A Honda promove a partir de hoje uma campanha de recall bem diferente.  A montadora japonesa fará uma ação presencial com proprietários da marca em postos de combustíveis, shopping centers e outros centros comerciais de Belo Horizonte e Contagem, ambos em Minas Gerais. A iniciativa é um piloto da empresa e poderá ocorrer em breve em outras cidades do País. Confira a edição online da revista Consumidor Moderno! De acordo com a empresa, as equipes da Honda ficarão nos pontos comerciais das cidades mineiras por três meses.  Nesses lugares, as equipes farão a pesquisa do recall a partir da placa ou chassi do veículo, verificando assim se os automóveis estão envolvidos na campanha de recall de insufladores de airbag. Caso exista a confirmação de recall, representantes se prontificarão a realizar o agendamento do atendimento para a troca de um ou mais itens.

Por que Minas Gerais?

A iniciativa acontece no estado que é o terceiro em representatividade no número de automóveis afetados pelo recall. Estima-se que 9% desses veículos estejam em Minas Gerais.  Essa é mais uma campanha inovadora de recall produzido pela montadora japonesa. Recentemente a empresa firmou um convênio com o Detran/SP para notificar os proprietários de automóveis e motocicletas do Estado de São Paulo que ainda não efetivaram os reparos de recall em seus veículos.

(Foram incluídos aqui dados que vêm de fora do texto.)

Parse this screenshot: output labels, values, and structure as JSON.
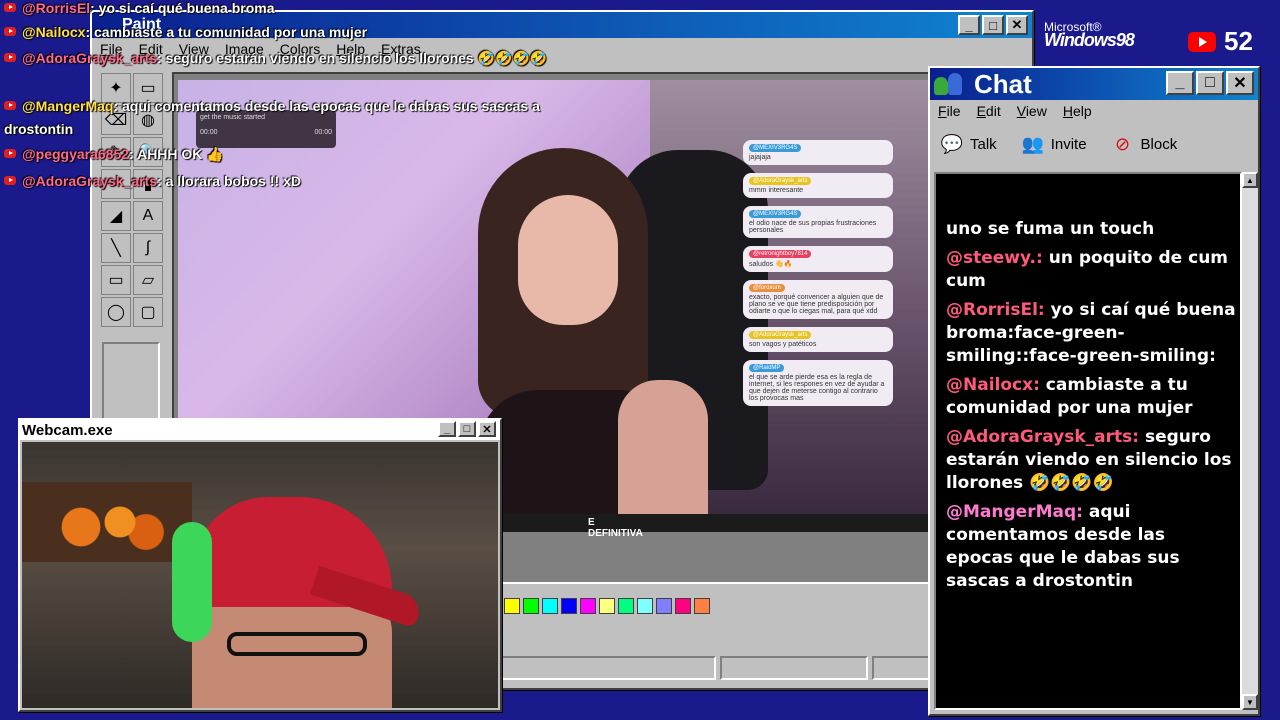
{
  "overlay_chat": [
    {
      "user": "@RorrisEl",
      "message": ": yo si caí qué buena broma",
      "user_color": "#ff6a8a"
    },
    {
      "user": "@Nailocx",
      "message": ": cambiaste a tu comunidad por una mujer",
      "user_color": "#ffe04a"
    },
    {
      "user": "@AdoraGraysk_arts",
      "message": ": seguro estarán viendo en silencio los llorones 🤣🤣🤣🤣",
      "user_color": "#ff6a8a"
    },
    {
      "user": "@MangerMaq",
      "message": ": aqui comentamos desde las epocas que le dabas sus sascas a",
      "user_color": "#ffe04a"
    },
    {
      "user": "",
      "message": "drostontin",
      "user_color": "#ffffff"
    },
    {
      "user": "@peggyara6852",
      "message": ": AHHH OK 👍",
      "user_color": "#ff6a8a"
    },
    {
      "user": "@AdoraGraysk_arts",
      "message": ": a llorara bobos !! xD",
      "user_color": "#ff6a8a"
    }
  ],
  "paint": {
    "title": "Paint",
    "menu": [
      "File",
      "Edit",
      "View",
      "Image",
      "Colors",
      "Help",
      "Extras"
    ],
    "tools": [
      "✦",
      "▭",
      "⌫",
      "◍",
      "✎",
      "🔍",
      "✏",
      "▮",
      "A",
      "◢",
      "╲",
      "∫",
      "▭",
      "▱",
      "◯",
      "▢"
    ],
    "stream_caption": "E DEFINITIVA",
    "palette": [
      "#ffff00",
      "#00ff00",
      "#00ffff",
      "#0000ff",
      "#ff00ff",
      "#ffff80",
      "#00ff80",
      "#80ffff",
      "#8080ff",
      "#ff0080",
      "#ff8040"
    ],
    "player": {
      "track": "get the music started",
      "time_start": "00:00",
      "time_end": "00:00"
    },
    "bubbles": [
      {
        "name": "@MEXIV3RG4S",
        "text": "jajajaja",
        "color": "#3a9ad8"
      },
      {
        "name": "@AdoraGraysk_arts",
        "text": "mmm interesante",
        "color": "#e8c420"
      },
      {
        "name": "@MEXIV3RG4S",
        "text": "el odio nace de sus propias frustraciones personales",
        "color": "#3a9ad8"
      },
      {
        "name": "@retronightboy7814",
        "text": "saludos 👋🔥",
        "color": "#e84060"
      },
      {
        "name": "@foroxum",
        "text": "exacto, porqué convencer a alguien que de plano se ve que tiene predisposición por odiarte o que lo ciegas mal, para qué xdd",
        "color": "#e89040"
      },
      {
        "name": "@AdoraGraysk_arts",
        "text": "son vagos y patéticos",
        "color": "#e8c420"
      },
      {
        "name": "@RaidMP",
        "text": "el que se arde pierde esa es la regla de internet, si les respones en vez de ayudar a que dejen de meterse contigo al contrario los provocas mas",
        "color": "#3a9ad8"
      }
    ]
  },
  "webcam": {
    "title": "Webcam.exe"
  },
  "chat": {
    "title": "Chat",
    "menu": [
      "File",
      "Edit",
      "View",
      "Help"
    ],
    "toolbar": [
      {
        "label": "Talk",
        "icon": "talk-icon"
      },
      {
        "label": "Invite",
        "icon": "invite-icon"
      },
      {
        "label": "Block",
        "icon": "block-icon"
      }
    ],
    "messages": [
      {
        "user": "",
        "text": "uno se fuma un touch",
        "color": "#ffffff"
      },
      {
        "user": "@steewy.:",
        "text": " un poquito de cum cum",
        "color": "#ff5a7a"
      },
      {
        "user": "@RorrisEl:",
        "text": " yo si caí qué buena broma:face-green-smiling::face-green-smiling:",
        "color": "#ff5a7a"
      },
      {
        "user": "@Nailocx:",
        "text": " cambiaste a tu comunidad por una mujer",
        "color": "#ff5a7a"
      },
      {
        "user": "@AdoraGraysk_arts:",
        "text": " seguro estarán viendo en silencio los llorones 🤣🤣🤣🤣",
        "color": "#ff5a7a"
      },
      {
        "user": "@MangerMaq:",
        "text": " aqui comentamos desde las epocas que le dabas sus sascas a drostontin",
        "color": "#ff7ad0"
      }
    ]
  },
  "brand": {
    "microsoft": "Microsoft®",
    "windows": "Windows98"
  },
  "viewers": {
    "count": "52"
  }
}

Além disso, a empresa também recorreu a parcerias com empresas que, em comum, possuem informações atualizadas e apuradas de seus clientes como seguradoras de veículos e empresas de cobrança automática de pedágio.  Nos dois casos, após o cruzamento de dados entre Honda e empresas parceiras foi possível identificar 163 mil clientes que ainda não haviam atendido ao chamado e notificá-los. Vale lembrar que, no caso das campanhas de recall do insuflador de airbag, as convocações envolvem automóveis produzidos há até 17 anos, fato que impacta diretamente no acesso ao atual proprietário. É comum que, com o passar do tempo, os carros mudem de donos, que nem sempre retornam à concessionária para realizar as revisões e eventuais reparos periódicos.